А Махмуд аль-Бальхи тоже собрался ехать в сторону Багдада и вывез свои тюки и поставил шатры за городом и сказал себе: «Ты насладишься этим мальчиком только в уединении, так как там ни доносчик, ни соглядатай не смутят тебя».
А отцу мальчика причиталась с Махмуда аль-Бальхи тысяча динаров — остаток одной сделки, и Шамс-ад-дин отправился к нему и простился с ним и сказал: «Отдай Эту тысячу динаров моему сыну Ала-ад-дину». И он поручил Махмуду о нем заботиться и молвил: «Он будет тебе как сын».
И Ала-ад-дин встретился с Махмудом аль-Бальхи…«
И Шахразаду застигло утро, и она прекратила дозволенные речи.
Двести пятьдесят четвертая ночь
Когда же настала двести пятьдесят четвертая ночь, она сказала: «Дошло до меня, о счастливый царь, что Ала-ад-дин встретился с Махмудом аль-Бальхи и Махмуд аль-Бальхи поднялся и велел повару Ала-ад-дина ничего не стряпать и стал предлагать Ала-ад-дину и его людям кушанья и напитки, а потом они отправились в путь.
А у купца Махмуда аль-Бальхи было четыре дома: один в Каире, один в Дамаске, один в Халебе и один в Багдаде; и путники ехали по степям и пустыням, пока не приблизились к Дамаску.
И когда Махмуд-аль-Бальхи послал к Ала-ад-дину своего раба и тот увидел, что юноша сидит и читает, подошел и поцеловал ему руки. «Чего ты просишь?» — спросил Ала-ад-дин; и раб ответил: «Мой господин тебя приветствует и требует тебя на пир к себе в дом». — «Я посоветуюсь с моим отцом, начальником — Кемаль-аддином, верблюжатником», — сказал Ала-ад-дин; и когда он посоветовался с ним, идти ли ему, верблюжатник сказал: «Не ходи!»
А потом они уехали из Дамаска и вступили в Халеб, и Махмуд аль-Бальхи устроил пир и послал просить Алаад-дина, но юноша посоветовался с начальником, и тот опять запретил ему.
И они выступили из Халеба и ехали, пока до Багдада не остался всего один переход, и Махмуд аль-Бальхи устроил пир и прислал просить Ала-ад-дина.

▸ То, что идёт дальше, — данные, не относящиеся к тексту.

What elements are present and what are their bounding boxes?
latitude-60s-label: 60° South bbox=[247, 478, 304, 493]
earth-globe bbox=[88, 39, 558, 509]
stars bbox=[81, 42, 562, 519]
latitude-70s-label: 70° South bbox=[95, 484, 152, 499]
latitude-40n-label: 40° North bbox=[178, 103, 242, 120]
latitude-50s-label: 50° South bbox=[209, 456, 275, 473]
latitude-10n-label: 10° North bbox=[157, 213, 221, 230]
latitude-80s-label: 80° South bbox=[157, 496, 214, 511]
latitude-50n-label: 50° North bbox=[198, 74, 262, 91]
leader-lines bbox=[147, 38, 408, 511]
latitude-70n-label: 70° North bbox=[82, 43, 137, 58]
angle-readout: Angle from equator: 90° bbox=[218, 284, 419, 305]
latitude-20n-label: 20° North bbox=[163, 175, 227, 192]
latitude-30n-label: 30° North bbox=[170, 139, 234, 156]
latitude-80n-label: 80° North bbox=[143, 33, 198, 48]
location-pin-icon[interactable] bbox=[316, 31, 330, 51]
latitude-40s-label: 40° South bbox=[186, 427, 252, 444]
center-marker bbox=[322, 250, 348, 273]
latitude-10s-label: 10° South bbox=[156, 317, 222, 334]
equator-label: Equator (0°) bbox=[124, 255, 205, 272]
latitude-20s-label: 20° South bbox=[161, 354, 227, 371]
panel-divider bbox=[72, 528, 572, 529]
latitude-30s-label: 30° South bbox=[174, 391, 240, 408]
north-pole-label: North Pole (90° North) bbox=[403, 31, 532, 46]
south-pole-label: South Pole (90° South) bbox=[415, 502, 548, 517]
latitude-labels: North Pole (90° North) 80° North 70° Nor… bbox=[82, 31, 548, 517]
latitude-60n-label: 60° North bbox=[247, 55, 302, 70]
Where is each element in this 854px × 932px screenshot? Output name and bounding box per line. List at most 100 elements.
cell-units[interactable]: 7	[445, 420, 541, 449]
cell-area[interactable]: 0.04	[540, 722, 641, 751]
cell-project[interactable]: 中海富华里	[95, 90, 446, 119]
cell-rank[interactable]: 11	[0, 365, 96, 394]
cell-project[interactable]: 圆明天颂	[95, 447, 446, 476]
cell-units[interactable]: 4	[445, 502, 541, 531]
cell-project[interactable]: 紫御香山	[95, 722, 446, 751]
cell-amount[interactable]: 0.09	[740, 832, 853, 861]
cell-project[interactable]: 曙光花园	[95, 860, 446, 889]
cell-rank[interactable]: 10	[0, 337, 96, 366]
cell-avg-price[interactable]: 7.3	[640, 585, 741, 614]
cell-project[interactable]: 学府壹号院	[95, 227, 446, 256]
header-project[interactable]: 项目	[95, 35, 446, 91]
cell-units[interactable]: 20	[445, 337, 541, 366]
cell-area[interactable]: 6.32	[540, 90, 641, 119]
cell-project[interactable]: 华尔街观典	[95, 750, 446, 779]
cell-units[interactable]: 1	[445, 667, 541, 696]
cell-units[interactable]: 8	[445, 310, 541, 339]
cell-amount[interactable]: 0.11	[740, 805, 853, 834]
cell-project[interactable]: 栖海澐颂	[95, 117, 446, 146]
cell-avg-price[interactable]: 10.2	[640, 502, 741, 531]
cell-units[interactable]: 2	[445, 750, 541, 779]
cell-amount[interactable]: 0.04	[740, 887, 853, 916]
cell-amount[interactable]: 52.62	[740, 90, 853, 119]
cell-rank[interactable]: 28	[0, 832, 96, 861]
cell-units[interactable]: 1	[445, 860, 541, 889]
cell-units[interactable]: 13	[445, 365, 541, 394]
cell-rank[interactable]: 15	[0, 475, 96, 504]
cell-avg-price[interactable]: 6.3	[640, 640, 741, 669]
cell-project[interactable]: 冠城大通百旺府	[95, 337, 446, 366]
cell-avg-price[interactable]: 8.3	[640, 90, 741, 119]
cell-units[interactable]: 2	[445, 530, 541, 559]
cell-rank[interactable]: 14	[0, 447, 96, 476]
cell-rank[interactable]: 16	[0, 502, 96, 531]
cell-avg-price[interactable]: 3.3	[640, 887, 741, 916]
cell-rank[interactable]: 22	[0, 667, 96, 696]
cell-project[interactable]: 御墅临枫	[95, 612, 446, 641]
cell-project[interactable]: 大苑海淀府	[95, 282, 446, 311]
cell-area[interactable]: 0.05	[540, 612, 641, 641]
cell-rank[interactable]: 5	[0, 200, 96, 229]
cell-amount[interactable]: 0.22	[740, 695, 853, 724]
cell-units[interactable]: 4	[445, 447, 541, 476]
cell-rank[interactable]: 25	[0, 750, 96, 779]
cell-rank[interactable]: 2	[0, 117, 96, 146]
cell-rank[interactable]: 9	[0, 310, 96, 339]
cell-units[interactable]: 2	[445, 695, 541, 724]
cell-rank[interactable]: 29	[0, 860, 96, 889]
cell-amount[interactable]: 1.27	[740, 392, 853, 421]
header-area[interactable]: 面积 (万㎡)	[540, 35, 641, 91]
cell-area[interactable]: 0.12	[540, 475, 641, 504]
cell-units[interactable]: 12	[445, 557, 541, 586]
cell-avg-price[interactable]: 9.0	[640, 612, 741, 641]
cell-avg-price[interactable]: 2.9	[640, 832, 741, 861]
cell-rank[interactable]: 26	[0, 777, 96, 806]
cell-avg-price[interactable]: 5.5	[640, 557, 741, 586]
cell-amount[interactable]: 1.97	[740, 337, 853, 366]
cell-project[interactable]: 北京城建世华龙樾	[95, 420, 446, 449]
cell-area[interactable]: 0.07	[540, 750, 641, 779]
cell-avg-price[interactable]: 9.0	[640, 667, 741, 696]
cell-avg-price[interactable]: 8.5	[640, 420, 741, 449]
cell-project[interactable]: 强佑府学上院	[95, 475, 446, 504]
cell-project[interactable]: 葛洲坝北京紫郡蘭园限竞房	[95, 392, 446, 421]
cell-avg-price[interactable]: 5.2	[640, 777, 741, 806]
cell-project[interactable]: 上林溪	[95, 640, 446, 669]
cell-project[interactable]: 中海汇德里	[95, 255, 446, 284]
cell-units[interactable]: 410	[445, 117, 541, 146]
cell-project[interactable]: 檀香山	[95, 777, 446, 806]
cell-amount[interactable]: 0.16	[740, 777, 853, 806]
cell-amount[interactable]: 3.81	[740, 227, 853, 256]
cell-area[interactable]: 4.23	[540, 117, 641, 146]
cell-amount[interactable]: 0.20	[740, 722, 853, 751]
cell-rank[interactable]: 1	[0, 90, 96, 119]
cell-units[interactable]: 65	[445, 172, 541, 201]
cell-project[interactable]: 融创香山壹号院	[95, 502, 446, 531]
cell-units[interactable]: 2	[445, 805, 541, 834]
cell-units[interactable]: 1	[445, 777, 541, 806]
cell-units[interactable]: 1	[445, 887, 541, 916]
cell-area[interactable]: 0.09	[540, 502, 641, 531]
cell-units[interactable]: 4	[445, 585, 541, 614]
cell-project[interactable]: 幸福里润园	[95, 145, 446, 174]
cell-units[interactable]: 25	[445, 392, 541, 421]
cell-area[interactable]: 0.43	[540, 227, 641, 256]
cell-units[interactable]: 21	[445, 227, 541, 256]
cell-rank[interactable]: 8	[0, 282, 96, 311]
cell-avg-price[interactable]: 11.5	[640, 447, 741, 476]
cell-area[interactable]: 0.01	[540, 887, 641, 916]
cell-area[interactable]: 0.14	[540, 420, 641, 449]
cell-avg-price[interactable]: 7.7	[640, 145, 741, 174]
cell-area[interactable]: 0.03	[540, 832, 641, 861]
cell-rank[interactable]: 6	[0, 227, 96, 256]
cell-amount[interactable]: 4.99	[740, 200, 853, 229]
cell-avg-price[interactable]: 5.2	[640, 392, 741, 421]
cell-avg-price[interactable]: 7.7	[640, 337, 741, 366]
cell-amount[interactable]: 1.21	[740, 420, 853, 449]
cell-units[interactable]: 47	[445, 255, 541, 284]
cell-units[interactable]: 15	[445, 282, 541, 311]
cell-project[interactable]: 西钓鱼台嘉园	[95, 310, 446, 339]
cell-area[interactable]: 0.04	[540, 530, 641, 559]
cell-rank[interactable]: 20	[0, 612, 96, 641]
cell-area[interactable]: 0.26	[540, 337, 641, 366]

И юноша посоветовался с начальником, и тот снова запретил ему, но Ала-ад-дин воскликнул: «Я обязательно пойду!»
И он поднялся и, подвязав под платьем меч, пошел и пришел к Махмуду аль-Бальхи, и тот поднялся ему навстречу и приветствовал его.
И он велел подать великолепную скатерть, уставленную кушаньями, и они поели и попили и вымыли руки. И Махмуд аль-Бальхи склонился к Ала-ад-дину, чтобы взять у него поцелуй, но Ала-ад-дин поймал поцелуй в руку и спросил: «Что ты хочешь делать?» — «Я тебя позвал, — ответил Махмуд, — и хочу сделать себе с тобой удовольствие в этом месте, и мы будем толковать слова сказавшего:
Возможно ль, чтоб к нам пришел ты на миг столь краткий,
Что сжарить яйцо иль выдоить коз лишь хватит,
И с нами бы съел ты сколько найдется хлебца,
И взял бы себе ты денежек, сколько сможешь?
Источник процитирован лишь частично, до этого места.